За столом люди продолжают петь украинские. «Полюби меня такой», к примеру. А так — песни из кинофильмов вообще на «Ура!».
Я уверен, что сейчас очень много поют песен Вакарчука, Скрябина. Они уже считаются как народные. Многие считают, что «Пісня про рушник» и «Два кольори» — это народные песни. И я все время поправляю. Говорю, что это не так. Есть авторы, надо их уважать. Наверняка, изменился репертуар.
Борис Иванов: А как же «Владимирский централ»?
Игорь Кондратюк: На четвертый год существования программы выступил очень колоритный парень, который спел эту песню так, что публика просто взорвалась от восторга. Я всегда запрещал песню «Рюмка водки». Для меня петь эту песню в 11 утра — это нонсенс. «Владимирский централ» — это интеллектуальное табу.

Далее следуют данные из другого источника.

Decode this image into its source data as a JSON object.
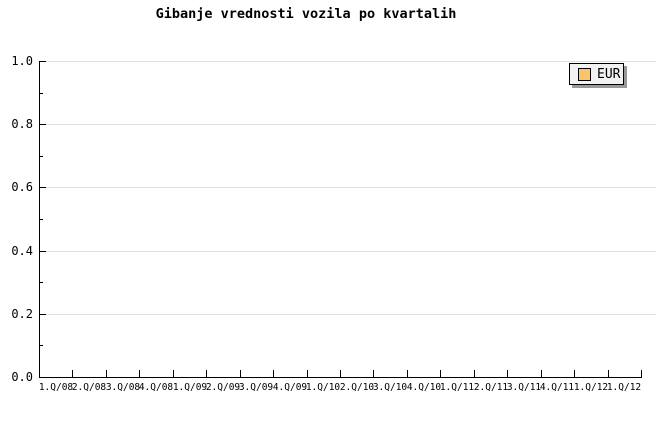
{
  "chart_data": {
    "type": "line",
    "title": "Gibanje vrednosti vozila po kvartalih",
    "xlabel": "",
    "ylabel": "",
    "categories": [
      "1.Q/08",
      "2.Q/08",
      "3.Q/08",
      "4.Q/08",
      "1.Q/09",
      "2.Q/09",
      "3.Q/09",
      "4.Q/09",
      "1.Q/10",
      "2.Q/10",
      "3.Q/10",
      "4.Q/10",
      "1.Q/11",
      "2.Q/11",
      "3.Q/11",
      "4.Q/11",
      "1.Q/12",
      "1.Q/12"
    ],
    "series": [
      {
        "name": "EUR",
        "color": "#FAC46A",
        "values": []
      }
    ],
    "ylim": [
      0.0,
      1.0
    ],
    "ytick_step": 0.2,
    "ytick_minor_step": 0.1,
    "ytick_labels": [
      "0.0",
      "0.2",
      "0.4",
      "0.6",
      "0.8",
      "1.0"
    ],
    "grid": true,
    "legend_position": "top-right"
  },
  "legend": {
    "items": [
      {
        "label": "EUR",
        "swatch_color": "#FAC46A"
      }
    ]
  },
  "colors": {
    "background": "#ffffff",
    "axis": "#000000",
    "grid": "#e0e0e0",
    "text": "#000000",
    "legend_background": "#f2f2f2",
    "legend_border": "#000000",
    "legend_shadow": "#999999"
  }
}
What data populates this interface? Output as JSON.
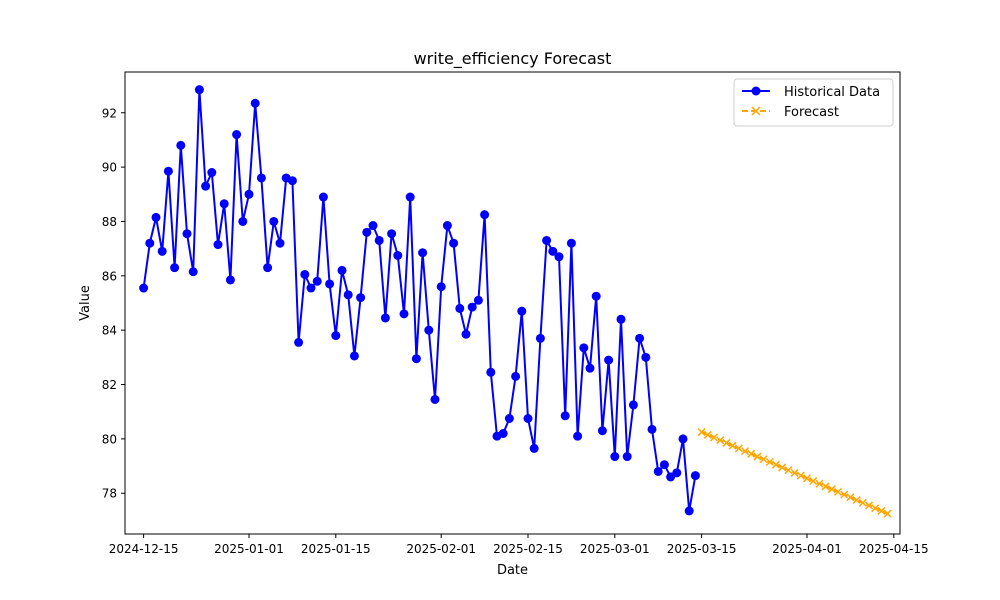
{
  "chart_data": {
    "type": "line",
    "title": "write_efficiency Forecast",
    "xlabel": "Date",
    "ylabel": "Value",
    "xlim": [
      "2024-12-12",
      "2025-04-16"
    ],
    "ylim": [
      76.5,
      93.5
    ],
    "x_ticks": [
      "2024-12-15",
      "2025-01-01",
      "2025-01-15",
      "2025-02-01",
      "2025-02-15",
      "2025-03-01",
      "2025-03-15",
      "2025-04-01",
      "2025-04-15"
    ],
    "y_ticks": [
      78,
      80,
      82,
      84,
      86,
      88,
      90,
      92
    ],
    "legend_position": "top-right",
    "grid": false,
    "series": [
      {
        "name": "Historical Data",
        "color": "#0000ff",
        "style": "solid",
        "marker": "circle",
        "start_date": "2024-12-15",
        "step_days": 1,
        "values": [
          85.55,
          87.2,
          88.15,
          86.9,
          89.85,
          86.3,
          90.8,
          87.55,
          86.15,
          92.85,
          89.3,
          89.8,
          87.15,
          88.65,
          85.85,
          91.2,
          88.0,
          89.0,
          92.35,
          89.6,
          86.3,
          88.0,
          87.2,
          89.6,
          89.5,
          83.55,
          86.05,
          85.55,
          85.8,
          88.9,
          85.7,
          83.8,
          86.2,
          85.3,
          83.05,
          85.2,
          87.6,
          87.85,
          87.3,
          84.45,
          87.55,
          86.75,
          84.6,
          88.9,
          82.95,
          86.85,
          84.0,
          81.45,
          85.6,
          87.85,
          87.2,
          84.8,
          83.85,
          84.85,
          85.1,
          88.25,
          82.45,
          80.1,
          80.2,
          80.75,
          82.3,
          84.7,
          80.75,
          79.65,
          83.7,
          87.3,
          86.9,
          86.7,
          80.85,
          87.2,
          80.1,
          83.35,
          82.6,
          85.25,
          80.3,
          82.9,
          79.35,
          84.4,
          79.35,
          81.25,
          83.7,
          83.0,
          80.35,
          78.8,
          79.05,
          78.6,
          78.75,
          80.0,
          77.35,
          78.65
        ]
      },
      {
        "name": "Forecast",
        "color": "#ffa500",
        "style": "dashed",
        "marker": "x",
        "start_date": "2025-03-15",
        "step_days": 1,
        "values": [
          80.25,
          80.15,
          80.05,
          79.95,
          79.85,
          79.75,
          79.65,
          79.55,
          79.45,
          79.35,
          79.25,
          79.15,
          79.05,
          78.95,
          78.85,
          78.75,
          78.65,
          78.55,
          78.45,
          78.35,
          78.25,
          78.15,
          78.05,
          77.95,
          77.85,
          77.75,
          77.65,
          77.55,
          77.45,
          77.35,
          77.25
        ]
      }
    ]
  }
}
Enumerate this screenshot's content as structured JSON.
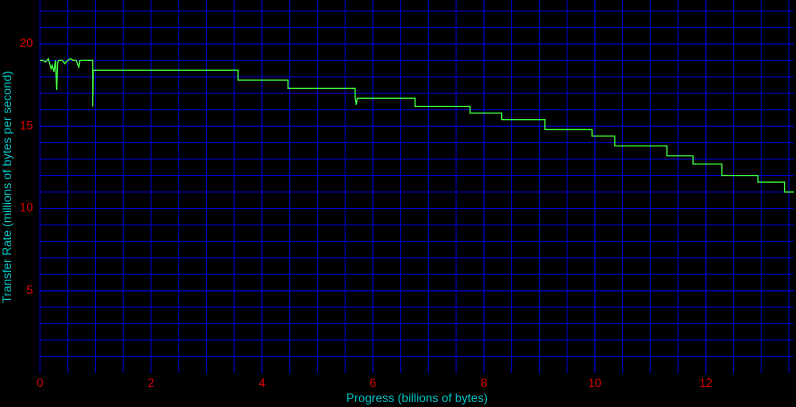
{
  "chart_data": {
    "type": "line",
    "x_label": "Progress (billions of bytes)",
    "y_label": "Transfer Rate (millions of bytes per second)",
    "xlim": [
      0,
      13.59
    ],
    "ylim": [
      0,
      22.67
    ],
    "xticks": [
      0,
      2,
      4,
      6,
      8,
      10,
      12
    ],
    "yticks": [
      5,
      10,
      15,
      20
    ],
    "xgrid": [
      0.5,
      1,
      1.5,
      2,
      2.5,
      3,
      3.5,
      4,
      4.5,
      5,
      5.5,
      6,
      6.5,
      7,
      7.5,
      8,
      8.5,
      9,
      9.5,
      10,
      10.5,
      11,
      11.5,
      12,
      12.5,
      13,
      13.5
    ],
    "ygrid": [
      1,
      2,
      3,
      4,
      5,
      6,
      7,
      8,
      9,
      10,
      11,
      12,
      13,
      14,
      15,
      16,
      17,
      18,
      19,
      20,
      21,
      22
    ],
    "grid_color": "#0000c8",
    "color": "#40ff40",
    "x": [
      0,
      0.05,
      0.1,
      0.15,
      0.2,
      0.22,
      0.25,
      0.28,
      0.3,
      0.32,
      0.34,
      0.4,
      0.45,
      0.5,
      0.55,
      0.6,
      0.65,
      0.7,
      0.72,
      0.75,
      0.8,
      0.9,
      0.95,
      0.95,
      0.96,
      0.97,
      3.57,
      3.57,
      4.47,
      4.47,
      5.68,
      5.68,
      5.7,
      5.72,
      6.76,
      6.76,
      7.75,
      7.75,
      8.32,
      8.32,
      9.1,
      9.1,
      9.95,
      9.95,
      10.36,
      10.36,
      11.3,
      11.3,
      11.77,
      11.77,
      12.29,
      12.29,
      12.94,
      12.94,
      13.42,
      13.42,
      13.59
    ],
    "values": [
      19.0,
      19.0,
      18.9,
      19.1,
      18.5,
      18.7,
      18.3,
      19.0,
      17.2,
      18.9,
      19.0,
      19.0,
      18.8,
      19.0,
      19.1,
      19.0,
      19.0,
      18.6,
      19.0,
      19.0,
      19.0,
      19.0,
      19.0,
      16.2,
      18.4,
      18.4,
      18.4,
      17.8,
      17.8,
      17.3,
      17.3,
      16.7,
      16.3,
      16.7,
      16.7,
      16.2,
      16.2,
      15.8,
      15.8,
      15.4,
      15.4,
      14.8,
      14.8,
      14.4,
      14.4,
      13.8,
      13.8,
      13.2,
      13.2,
      12.7,
      12.7,
      12.0,
      12.0,
      11.6,
      11.6,
      11.0,
      11.0
    ]
  }
}
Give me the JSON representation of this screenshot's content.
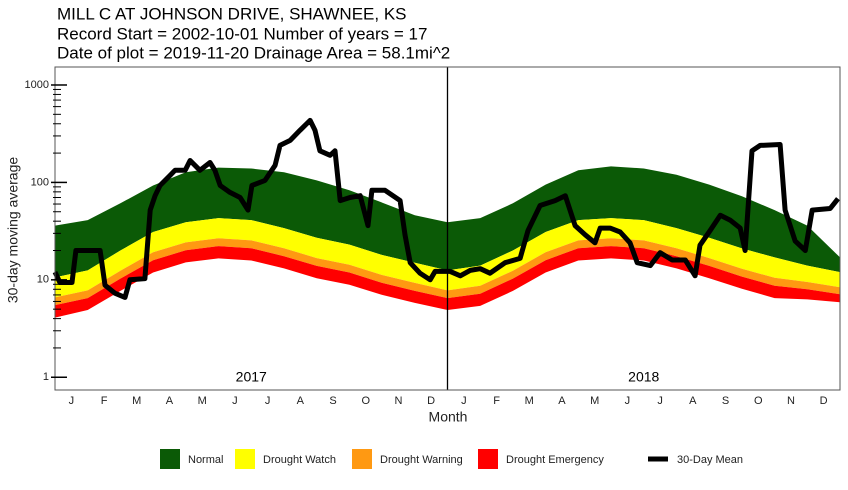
{
  "chart_data": {
    "type": "line",
    "title_lines": [
      "MILL C AT JOHNSON DRIVE, SHAWNEE, KS",
      "Record Start = 2002-10-01  Number of years = 17",
      "Date of plot = 2019-11-20  Drainage Area = 58.1mi^2"
    ],
    "x_label": "Month",
    "y_label": "30-day moving average",
    "log_y": true,
    "xlim": [
      0,
      24
    ],
    "ylim": [
      0.74,
      1530
    ],
    "yticks": [
      1,
      10,
      100,
      1000
    ],
    "yminor": [
      2,
      3,
      4,
      5,
      6,
      7,
      8,
      9,
      20,
      30,
      40,
      50,
      60,
      70,
      80,
      90,
      200,
      300,
      400,
      500,
      600,
      700,
      800,
      900
    ],
    "categories": [
      "J",
      "F",
      "M",
      "A",
      "M",
      "J",
      "J",
      "A",
      "S",
      "O",
      "N",
      "D",
      "J",
      "F",
      "M",
      "A",
      "M",
      "J",
      "J",
      "A",
      "S",
      "O",
      "N",
      "D"
    ],
    "year_labels": [
      "2017",
      "2018"
    ],
    "band_x": [
      0,
      1,
      2,
      3,
      4,
      5,
      6,
      7,
      8,
      9,
      10,
      11,
      12,
      13,
      14,
      15,
      16,
      17,
      18,
      19,
      20,
      21,
      22,
      23,
      24
    ],
    "bands": [
      {
        "name": "Normal",
        "color": "#0b5a06",
        "high": [
          36,
          41,
          61,
          93,
          127,
          142,
          139,
          127,
          105,
          83,
          62,
          46,
          39,
          43,
          61,
          95,
          133,
          146,
          139,
          120,
          95,
          72,
          52,
          36,
          17
        ],
        "low": [
          10.6,
          12.5,
          20,
          31,
          39,
          43,
          41,
          34,
          27,
          23,
          18,
          15,
          12.5,
          14,
          20,
          31,
          41,
          43,
          41,
          34,
          27,
          21,
          17,
          14,
          12
        ]
      },
      {
        "name": "Drought Watch",
        "color": "#ffff00",
        "high": [
          10.6,
          12.5,
          20,
          31,
          39,
          43,
          41,
          34,
          27,
          23,
          18,
          15,
          12.5,
          14,
          20,
          31,
          41,
          43,
          41,
          34,
          27,
          21,
          17,
          14,
          12
        ],
        "low": [
          6.6,
          7.8,
          12.4,
          19.2,
          24.2,
          26.7,
          25.4,
          21.1,
          16.7,
          14.3,
          11.2,
          9.3,
          7.8,
          8.7,
          12.4,
          19.2,
          25.4,
          26.7,
          25.4,
          21.1,
          16.7,
          13,
          10.5,
          9.5,
          8.4
        ]
      },
      {
        "name": "Drought Warning",
        "color": "#ff9912",
        "high": [
          6.6,
          7.8,
          12.4,
          19.2,
          24.2,
          26.7,
          25.4,
          21.1,
          16.7,
          14.3,
          11.2,
          9.3,
          7.8,
          8.7,
          12.4,
          19.2,
          25.4,
          26.7,
          25.4,
          21.1,
          16.7,
          13,
          10.5,
          9.5,
          8.4
        ],
        "low": [
          5.5,
          6.5,
          10.3,
          15.9,
          20.1,
          22.2,
          21.1,
          17.5,
          13.9,
          11.9,
          9.3,
          7.7,
          6.5,
          7.2,
          10.3,
          15.9,
          21.1,
          22.2,
          21.1,
          17.5,
          13.9,
          10.8,
          8.7,
          8,
          7.1
        ]
      },
      {
        "name": "Drought Emergency",
        "color": "#ff0000",
        "high": [
          5.5,
          6.5,
          10.3,
          15.9,
          20.1,
          22.2,
          21.1,
          17.5,
          13.9,
          11.9,
          9.3,
          7.7,
          6.5,
          7.2,
          10.3,
          15.9,
          21.1,
          22.2,
          21.1,
          17.5,
          13.9,
          10.8,
          8.7,
          8,
          7.1
        ],
        "low": [
          4.1,
          4.9,
          7.7,
          11.9,
          15.1,
          16.6,
          15.8,
          13.1,
          10.4,
          8.9,
          7,
          5.8,
          4.9,
          5.4,
          7.7,
          11.9,
          15.8,
          16.6,
          15.8,
          13.1,
          10.4,
          8.1,
          6.5,
          6.3,
          5.9
        ]
      }
    ],
    "series": [
      {
        "name": "30-Day Mean",
        "color": "#000000",
        "x": [
          0,
          0.15,
          0.52,
          0.64,
          1.38,
          1.53,
          1.83,
          2.14,
          2.29,
          2.75,
          2.91,
          3.06,
          3.21,
          3.52,
          3.67,
          3.98,
          4.13,
          4.43,
          4.74,
          4.89,
          5.05,
          5.35,
          5.66,
          5.9,
          6.02,
          6.42,
          6.73,
          6.88,
          7.19,
          7.49,
          7.8,
          7.95,
          8.1,
          8.41,
          8.56,
          8.72,
          9.02,
          9.33,
          9.57,
          9.69,
          10.09,
          10.55,
          10.7,
          10.86,
          11.16,
          11.47,
          11.62,
          12.08,
          12.39,
          12.69,
          13,
          13.3,
          13.76,
          14.22,
          14.46,
          14.83,
          15.29,
          15.6,
          15.9,
          16.21,
          16.51,
          16.67,
          16.97,
          17.28,
          17.58,
          17.8,
          18.2,
          18.5,
          18.87,
          19.27,
          19.57,
          19.72,
          20.03,
          20.34,
          20.64,
          20.95,
          21.1,
          21.31,
          21.56,
          22.17,
          22.32,
          22.63,
          22.94,
          23.15,
          23.7,
          23.94
        ],
        "values": [
          12,
          9.4,
          9.4,
          20,
          20,
          8.8,
          7.3,
          6.6,
          10,
          10.3,
          52,
          73,
          93,
          118,
          133,
          133,
          168,
          133,
          160,
          133,
          93,
          79,
          70,
          52,
          93,
          105,
          150,
          240,
          270,
          343,
          433,
          343,
          211,
          190,
          211,
          65,
          70,
          73,
          36,
          83,
          83,
          65,
          29,
          15,
          11.7,
          10,
          12.2,
          12.2,
          11,
          12.5,
          13,
          11.7,
          15,
          16.6,
          32,
          58,
          65,
          73,
          36,
          29,
          24,
          34,
          34,
          31,
          24,
          15,
          14,
          19,
          16,
          16,
          11,
          22.7,
          32,
          46,
          41,
          34,
          20,
          211,
          240,
          245,
          52,
          25,
          20,
          52,
          54,
          68
        ]
      }
    ]
  }
}
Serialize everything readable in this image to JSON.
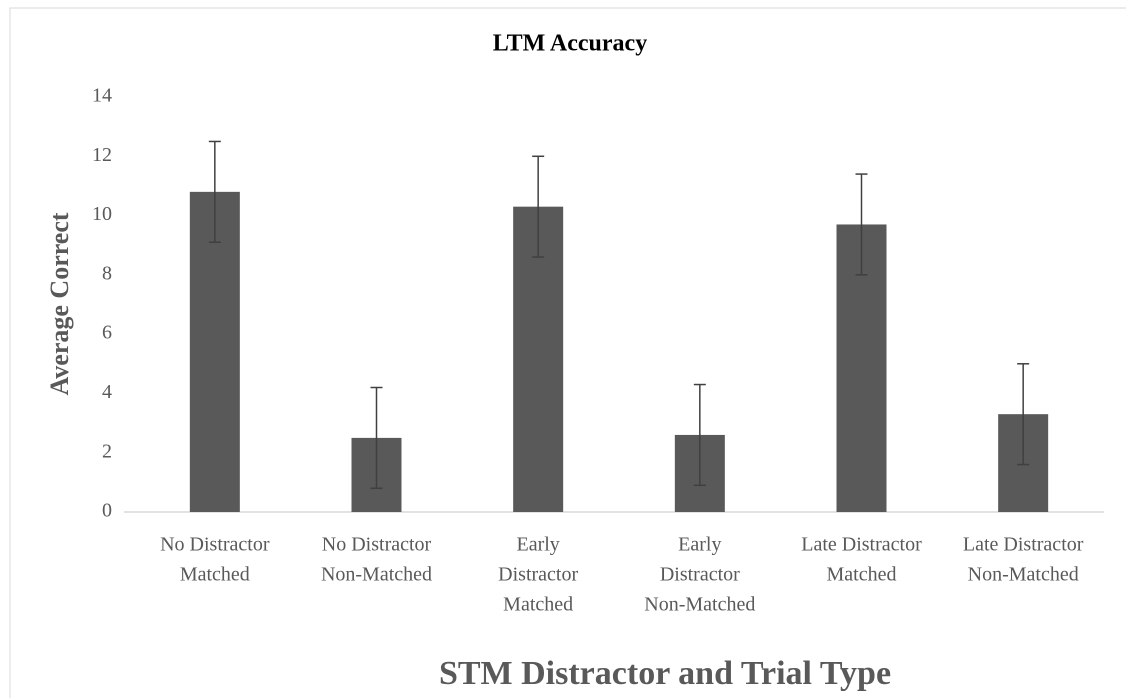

Борис Иванов: То есть Вы считаете, что шансон вытесняется?
Игорь Кондратюк: В моей программе все знают, что я такое не люблю, и именно поэтому не предлагают. Недавно запретил петь Аллегрову «Императрица». Ну, нравится она вам, спойте «Младший лейтенант». Если не нравится, то пойте народную.
Наталья Соколенко: Когда у Вас начинается новый цикл съемок?
Игорь Кондратюк: Если не будет никаких страшных проблем в Украине, то восемнадцатилетие мы точно отметим. Контракт у меня на этот год есть. А у нас же постоянное перекати-поле. Мы уже сняли по 13 марта включительно.